Originally Posted by
pierce
btw, "coleen c" mentioned 'lumens out front'. Lumen is a measurement of the total amount of light emitted, it is NOT how bright something is at any specific point (thats 'lux' or 'candela').
the projection pattern of my XM-L T6 lamp is almost entirely a function of the reflector+lens assembly its mounted in. With the lens and reflector removed, there's ~90 degree wide cone of even light (and it probably would be closer to 180 degree but the housing occludes it), the edge is just about as bright as the center. either way, the same number of lumens are emitted by the LED (arguably, with the reflector more lumens come out the front, as without the reflector, a significant portion is absorbed by the sides of the housing).
This is a very important, because you have people running around talking about how they can tell lumens by sight. Sure to some extent it's fair to say that a brighter light is putting out more lumens, but to then jump to the conclusion that someone is lying to them, usually the Chinese. On top of that, none of these folks have any idea of how the reported lumens were measured, and therefore don't know if any exaggeration is really going on.
None of which is to say that some sellers aren't deliberately and maliciously overstating their products; I'm sure there are.
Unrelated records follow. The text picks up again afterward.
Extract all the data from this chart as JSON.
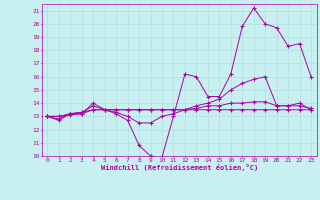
{
  "xlabel": "Windchill (Refroidissement éolien,°C)",
  "background_color": "#c8f0f0",
  "grid_color": "#b0dede",
  "line_color": "#aa00aa",
  "xlim": [
    -0.5,
    23.5
  ],
  "ylim": [
    10,
    21.5
  ],
  "yticks": [
    10,
    11,
    12,
    13,
    14,
    15,
    16,
    17,
    18,
    19,
    20,
    21
  ],
  "xticks": [
    0,
    1,
    2,
    3,
    4,
    5,
    6,
    7,
    8,
    9,
    10,
    11,
    12,
    13,
    14,
    15,
    16,
    17,
    18,
    19,
    20,
    21,
    22,
    23
  ],
  "series1": [
    13.0,
    12.7,
    13.2,
    13.2,
    14.0,
    13.5,
    13.2,
    12.7,
    10.8,
    10.0,
    9.9,
    13.0,
    16.2,
    16.0,
    14.5,
    14.5,
    16.2,
    19.8,
    21.2,
    20.0,
    19.7,
    18.3,
    18.5,
    16.0
  ],
  "series2": [
    13.0,
    12.8,
    13.2,
    13.3,
    13.8,
    13.5,
    13.3,
    13.0,
    12.5,
    12.5,
    13.0,
    13.2,
    13.5,
    13.8,
    14.0,
    14.3,
    15.0,
    15.5,
    15.8,
    16.0,
    13.8,
    13.8,
    14.0,
    13.5
  ],
  "series3": [
    13.0,
    13.0,
    13.2,
    13.3,
    13.5,
    13.5,
    13.5,
    13.5,
    13.5,
    13.5,
    13.5,
    13.5,
    13.5,
    13.5,
    13.5,
    13.5,
    13.5,
    13.5,
    13.5,
    13.5,
    13.5,
    13.5,
    13.5,
    13.5
  ],
  "series4": [
    13.0,
    13.0,
    13.1,
    13.2,
    13.5,
    13.5,
    13.5,
    13.5,
    13.5,
    13.5,
    13.5,
    13.5,
    13.5,
    13.6,
    13.8,
    13.8,
    14.0,
    14.0,
    14.1,
    14.1,
    13.8,
    13.8,
    13.8,
    13.6
  ]
}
However, I think there is plenty of likelihood that testing variance, bench results as opposed to application results, and production variables could, any one of them, explain differences between claimed and actual results.
Again, I understand the position that producer statements should match up with consumer expectations in some way, and ideal world/optimized/theoretical max lumen outputs don't serve that goal well, so I'm all for industry standards of some sort, ideally real world/actual application testing.
Maybe the proof of widespread lying and deceptive practices is out there, but I don't think I've seen it yet, and it feels un-American to me to presume guilt, and doubly so without any evidence to the contrary.
Oh, and thanks, Colleen, for pointing me back to the MTBR tests; I thought all of the '12 shootout lights got the IS testing, but as you note, not all did, and of course, the ones I looked at the second time, weren't!